Kuaishou Unveils Groundbreaking “Image-to-Video” Feature in Keling Model
Kuaishou recently upgraded its Keling generative model, introducing the innovative "Image-to-Video" feature. This function empowers users to convert static images into captivating 5-second videos while allowing control over movement effects through specific prompts. Moreover, the update includes a video continuation feature, enabling users to extend videos in 5-second increments, ultimately creating content up to 3 minutes long.
The "Image-to-Video" capability utilizes a sophisticated analysis of uploaded images, transforming them into dynamic 5-second clips. Leveraging its advanced 3D spatio-temporal attention mechanism, Keling excels in generating intricate motion scenarios, ensuring a smooth transition from still images to lively video content. The integration of prompt technology enhances the model's understanding of image semantics and user intentions, allowing for personalized, dynamic representations based on varied text inputs. This synergy between text and imagery significantly enhances Keling's storytelling potential.
Keling accommodates a wide range of input styles, supporting both realistic and stylized images across different aspect ratios. A notable aspect of this update is the video continuation feature, which allows users to expand their initial 5-second video—created through either "Text-to-Video" or "Image-to-Video" modes—into longer formats. This feature seamlessly integrates with the text control mechanism, fostering creative expression through diverse prompts and ensuring smooth transitions between video segments.
Launched on June 6, the Keling video generation model initially rolled out the "Text-to-Video" capability, demonstrating performance comparable to top-tier technologies. It is currently available for testing on the Kuaishou App, with around 140,000 users poised to engage with the feature.
Keling's potential extends to captivating applications such as the upcoming "AI Dance King," which will enable users to upload full or half-body photos to instantly generate dance videos. Additionally, the forthcoming "AI Singing and Dancing" feature will allow users to create both singing and dance videos from a single image, capturing facial expressions and body movements.

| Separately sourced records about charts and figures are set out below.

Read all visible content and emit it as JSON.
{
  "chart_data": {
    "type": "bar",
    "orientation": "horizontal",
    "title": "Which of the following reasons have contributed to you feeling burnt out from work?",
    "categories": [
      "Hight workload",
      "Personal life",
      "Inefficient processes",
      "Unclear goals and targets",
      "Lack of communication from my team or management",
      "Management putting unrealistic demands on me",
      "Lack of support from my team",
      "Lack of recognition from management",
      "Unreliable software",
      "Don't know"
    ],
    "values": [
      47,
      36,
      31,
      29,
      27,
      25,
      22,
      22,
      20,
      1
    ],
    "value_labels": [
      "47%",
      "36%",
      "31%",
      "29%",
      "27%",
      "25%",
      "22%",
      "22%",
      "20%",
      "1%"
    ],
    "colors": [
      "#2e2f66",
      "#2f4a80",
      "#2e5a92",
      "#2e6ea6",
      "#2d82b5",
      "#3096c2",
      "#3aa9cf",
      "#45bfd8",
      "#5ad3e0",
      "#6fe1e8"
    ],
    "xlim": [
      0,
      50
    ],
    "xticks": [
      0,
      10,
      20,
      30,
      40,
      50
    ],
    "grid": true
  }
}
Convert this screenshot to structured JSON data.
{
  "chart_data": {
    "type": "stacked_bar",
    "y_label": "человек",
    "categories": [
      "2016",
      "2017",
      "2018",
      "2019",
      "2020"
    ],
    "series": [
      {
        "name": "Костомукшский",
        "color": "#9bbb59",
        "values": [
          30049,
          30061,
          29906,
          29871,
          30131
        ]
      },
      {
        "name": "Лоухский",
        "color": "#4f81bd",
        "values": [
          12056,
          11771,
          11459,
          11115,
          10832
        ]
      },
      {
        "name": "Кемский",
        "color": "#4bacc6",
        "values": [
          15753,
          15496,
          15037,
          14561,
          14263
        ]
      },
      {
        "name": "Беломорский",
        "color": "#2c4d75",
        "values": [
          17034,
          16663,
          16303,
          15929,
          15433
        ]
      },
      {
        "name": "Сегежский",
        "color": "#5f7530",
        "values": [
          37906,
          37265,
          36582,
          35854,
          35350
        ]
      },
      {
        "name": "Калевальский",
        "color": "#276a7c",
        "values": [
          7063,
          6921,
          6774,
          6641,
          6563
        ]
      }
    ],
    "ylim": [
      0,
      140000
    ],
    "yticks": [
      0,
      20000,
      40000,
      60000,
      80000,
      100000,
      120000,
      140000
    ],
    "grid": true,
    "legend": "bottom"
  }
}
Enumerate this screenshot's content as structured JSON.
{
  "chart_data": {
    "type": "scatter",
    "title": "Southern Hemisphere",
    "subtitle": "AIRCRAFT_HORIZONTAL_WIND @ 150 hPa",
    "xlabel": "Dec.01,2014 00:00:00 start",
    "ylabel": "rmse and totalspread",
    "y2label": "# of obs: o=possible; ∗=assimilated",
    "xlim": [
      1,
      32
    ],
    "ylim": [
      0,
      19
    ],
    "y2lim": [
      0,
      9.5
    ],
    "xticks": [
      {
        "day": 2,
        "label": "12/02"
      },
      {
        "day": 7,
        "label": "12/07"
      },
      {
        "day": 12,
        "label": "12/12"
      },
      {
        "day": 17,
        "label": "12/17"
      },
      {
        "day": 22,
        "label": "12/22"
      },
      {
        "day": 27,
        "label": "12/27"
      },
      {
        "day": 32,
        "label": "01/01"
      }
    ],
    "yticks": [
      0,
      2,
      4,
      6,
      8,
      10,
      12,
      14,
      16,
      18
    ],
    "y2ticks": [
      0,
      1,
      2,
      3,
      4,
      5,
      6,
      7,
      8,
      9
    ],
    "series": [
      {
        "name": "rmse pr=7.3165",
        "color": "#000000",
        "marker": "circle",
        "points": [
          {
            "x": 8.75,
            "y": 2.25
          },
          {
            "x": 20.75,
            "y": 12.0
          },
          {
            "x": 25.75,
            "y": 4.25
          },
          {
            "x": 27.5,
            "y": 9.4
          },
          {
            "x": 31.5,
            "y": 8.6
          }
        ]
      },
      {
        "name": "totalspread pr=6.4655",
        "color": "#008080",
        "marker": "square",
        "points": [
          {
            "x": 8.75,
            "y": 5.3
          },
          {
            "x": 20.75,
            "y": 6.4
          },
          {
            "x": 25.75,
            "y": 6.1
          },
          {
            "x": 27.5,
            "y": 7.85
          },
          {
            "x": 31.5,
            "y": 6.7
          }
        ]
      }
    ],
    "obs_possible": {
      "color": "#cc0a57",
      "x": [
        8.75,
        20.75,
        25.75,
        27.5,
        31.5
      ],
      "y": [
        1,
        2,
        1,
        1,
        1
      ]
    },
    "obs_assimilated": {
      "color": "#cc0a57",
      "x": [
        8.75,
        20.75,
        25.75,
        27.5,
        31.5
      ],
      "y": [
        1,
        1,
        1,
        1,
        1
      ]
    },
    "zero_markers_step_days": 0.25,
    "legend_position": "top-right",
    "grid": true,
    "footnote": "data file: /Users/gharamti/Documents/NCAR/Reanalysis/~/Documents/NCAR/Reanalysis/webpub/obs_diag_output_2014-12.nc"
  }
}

Developed by Kuaishou's AI team, the Keling model merges Sora-like technology with proprietary innovations, offering 1080p resolution videos lasting up to 2 minutes at 30 fps, along with customizable aspect ratios. Kuaishou continues to strengthen its AI capabilities, having introduced the large language model "Kuaiyi," featuring 175 billion parameters, as well as the text-to-image model "Ketu" and key innovations like Direct-a-Video, Video-LaViT, and I2V-Adapter.